La diferencia de dos millones es muy escasa para un país tan grande como Brasil y, tal como lo prometió, Jair Bolsonaro no la reconoce plenamente. El triunfo de Lula se produce en medio de una polarización y un descrédito de la democracia brasileña, abiertamente promovido por el bolsonarismo. Nunca antes, desde el fin de la última dictadura militar, se había visto tal nivel de deslegitimación del orden democrático en Brasil.
Para muchos de sus simpatizantes, dentro y fuera de esa nación suramericana, la victoria de Lula será celebrada como el regreso al poder de la izquierda del primer ciclo progresista de América Latina y el Caribe. Aquel ciclo, tan condescendiente con líderes que siempre profesaron un abierto desprecio por la democracia, como Fidel Castro y Hugo Chávez, se caracterizó por una apuesta geopolítica que buscaba remover las bases del proceso histórico de la transición democrática de fines del siglo XX.
La confusión entre el tránsito democrático y el modelo neoliberal ganó terreno en aquella ola izquierdista.
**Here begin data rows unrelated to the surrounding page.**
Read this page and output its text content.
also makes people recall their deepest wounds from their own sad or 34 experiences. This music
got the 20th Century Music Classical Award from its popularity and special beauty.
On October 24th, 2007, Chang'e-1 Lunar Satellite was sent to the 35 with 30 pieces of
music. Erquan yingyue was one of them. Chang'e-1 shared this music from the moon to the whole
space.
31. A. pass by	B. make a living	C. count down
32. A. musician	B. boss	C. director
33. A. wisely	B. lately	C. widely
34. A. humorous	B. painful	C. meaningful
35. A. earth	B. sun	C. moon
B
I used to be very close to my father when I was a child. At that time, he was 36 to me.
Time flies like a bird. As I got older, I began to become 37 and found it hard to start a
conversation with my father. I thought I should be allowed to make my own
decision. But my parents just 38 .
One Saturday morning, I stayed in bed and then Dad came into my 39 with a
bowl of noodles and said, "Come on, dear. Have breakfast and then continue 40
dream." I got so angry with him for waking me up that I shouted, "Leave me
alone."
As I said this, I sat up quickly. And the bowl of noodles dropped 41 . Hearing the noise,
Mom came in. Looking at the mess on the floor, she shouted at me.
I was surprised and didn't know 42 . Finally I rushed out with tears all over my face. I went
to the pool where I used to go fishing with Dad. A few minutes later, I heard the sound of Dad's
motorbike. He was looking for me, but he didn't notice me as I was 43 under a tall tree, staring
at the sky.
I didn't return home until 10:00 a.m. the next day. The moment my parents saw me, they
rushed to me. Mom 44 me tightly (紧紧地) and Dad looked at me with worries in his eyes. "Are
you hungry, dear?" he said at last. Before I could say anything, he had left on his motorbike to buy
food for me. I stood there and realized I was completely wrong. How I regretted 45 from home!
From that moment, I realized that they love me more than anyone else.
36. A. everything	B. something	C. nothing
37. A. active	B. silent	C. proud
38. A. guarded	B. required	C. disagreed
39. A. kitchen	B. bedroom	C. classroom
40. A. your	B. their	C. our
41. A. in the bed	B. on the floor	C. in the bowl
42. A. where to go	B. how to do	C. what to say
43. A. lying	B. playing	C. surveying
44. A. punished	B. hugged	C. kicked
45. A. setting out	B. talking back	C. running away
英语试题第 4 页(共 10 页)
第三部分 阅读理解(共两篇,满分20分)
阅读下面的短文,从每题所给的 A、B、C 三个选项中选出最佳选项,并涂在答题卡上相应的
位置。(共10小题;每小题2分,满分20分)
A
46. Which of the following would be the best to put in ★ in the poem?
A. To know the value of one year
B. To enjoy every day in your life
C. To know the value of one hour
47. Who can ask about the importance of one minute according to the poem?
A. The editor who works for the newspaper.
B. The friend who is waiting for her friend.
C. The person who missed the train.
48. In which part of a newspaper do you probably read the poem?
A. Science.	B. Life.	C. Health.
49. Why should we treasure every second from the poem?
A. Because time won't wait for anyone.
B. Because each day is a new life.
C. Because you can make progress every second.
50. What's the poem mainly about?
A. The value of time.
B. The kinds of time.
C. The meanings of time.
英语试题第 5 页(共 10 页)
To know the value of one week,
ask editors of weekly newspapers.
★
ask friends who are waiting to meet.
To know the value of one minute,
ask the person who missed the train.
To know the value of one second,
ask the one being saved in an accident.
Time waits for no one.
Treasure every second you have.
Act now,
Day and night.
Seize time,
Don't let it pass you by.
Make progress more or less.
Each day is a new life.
El propio Lula, a pesar de respetar la normatividad de la democracia constitucional brasileña, fue responsable, en parte, de aquella confusión, que facilitó el ascenso de nuevos autoritarismos, en la segunda década del siglo XXI, como el venezolano y el nicaragüense. Esos autoritarismos han sido protagónicos en el apoyo a la persistencia de un régimen como el cubano, que sigue colocado en las antípodas de los valores y las prácticas de aquellas transiciones.
La nueva presidencia de Lula deberá concentrarse en la edificación de una hegemonía de la izquierda brasileña, que rebase a un PT debilitado y sea capaz de contener el ascenso del bolsonarismo. No será fácil. Pero tan difícil como eso será aportar mayor equilibrio al geopoliticismo bolivariano que, como ha podido comprobarse en el último año, está dispuesto a respaldar la invasión rusa de Ucrania, con tal de contrarrestar el poder de Estados Unidos en el hemisferio.
Habrá que ver si ése es realmente su propósito o si, como en su segunda presidencia, prefiere sobrellevar el geopoliticismo en nombre de la hermandad latinoamericana. Para México, que entra en la fase final del turbulento sexenio de Andrés Manuel López Obrador, la presidencia de Lula plantea retos enormes, derivados de su apuesta por una colaboración internacional menos ligada a América del Norte. A pesar de la retórica, el latinoamericanismo no repunta en el nuevo ciclo progresista y Lula puede hacer la diferencia.